De nombreux villages ne peuvent être atteints que par les airs, ou au prix de la longue remontée d'un fleuve.
Il faut ajouter à cela les violences tribales, la malnutrition, les autres épidémies comme la rougeole, les conséquences de séismes comme celui de février...
"C'est vraiment difficile en termes d'accès, en termes de logistique", explique M. Hossain. "C'est très cher et très dur."
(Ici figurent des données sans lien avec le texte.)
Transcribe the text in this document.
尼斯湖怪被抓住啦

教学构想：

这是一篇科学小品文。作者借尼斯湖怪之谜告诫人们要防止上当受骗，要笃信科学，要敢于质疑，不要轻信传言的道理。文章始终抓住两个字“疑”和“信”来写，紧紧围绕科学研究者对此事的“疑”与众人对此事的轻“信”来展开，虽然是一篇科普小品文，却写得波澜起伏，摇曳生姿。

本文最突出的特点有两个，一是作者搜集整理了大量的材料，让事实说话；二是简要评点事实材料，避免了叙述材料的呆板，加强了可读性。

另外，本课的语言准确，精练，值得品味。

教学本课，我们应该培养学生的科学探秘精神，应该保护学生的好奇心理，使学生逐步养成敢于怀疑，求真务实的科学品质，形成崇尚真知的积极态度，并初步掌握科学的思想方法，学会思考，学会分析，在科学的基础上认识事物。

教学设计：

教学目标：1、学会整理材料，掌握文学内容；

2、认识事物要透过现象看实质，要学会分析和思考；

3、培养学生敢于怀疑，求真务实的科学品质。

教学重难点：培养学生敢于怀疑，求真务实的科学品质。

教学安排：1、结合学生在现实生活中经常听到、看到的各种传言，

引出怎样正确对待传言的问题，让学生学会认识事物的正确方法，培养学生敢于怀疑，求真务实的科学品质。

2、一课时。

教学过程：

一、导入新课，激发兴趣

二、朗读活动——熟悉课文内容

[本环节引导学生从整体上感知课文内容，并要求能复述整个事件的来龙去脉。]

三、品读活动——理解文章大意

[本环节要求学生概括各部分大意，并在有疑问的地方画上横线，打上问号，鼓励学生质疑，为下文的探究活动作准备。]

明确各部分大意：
Une des stratégies a été de créer des cliniques itinérantes pour visiter les villages éloignés des centres de population comme Mount Hagen, la quatrième ville du pays, au coeur des Hautes Terres.
Dans la clinique installée près du marché de Mount Hagen, Margaret Akima doit alpaguer les mères et enfants et les traîner jusqu'à son dispensaire rudimentaire.
Quand elle s'est installée là il y a deux semaines, elle administrait une centaine de doses de vaccin par jour. Le chiffre est désormais tombé à une cinquantaine.
Maria Ponde, 37 ans, est venue à Mount Hagen avec sa fille de six ans, Warapnong, pour acheter une pelle. "Je ne pensais pas la vacciner", dit-elle alors que la petit fille reçoit sa dose.
Warapnong avait déjà raté plusieurs rappels. Ce jour-là, elle n'a dû son vaccin qu'au hasard, illustrant le défi que représente le combat contre la polio en Papouasie.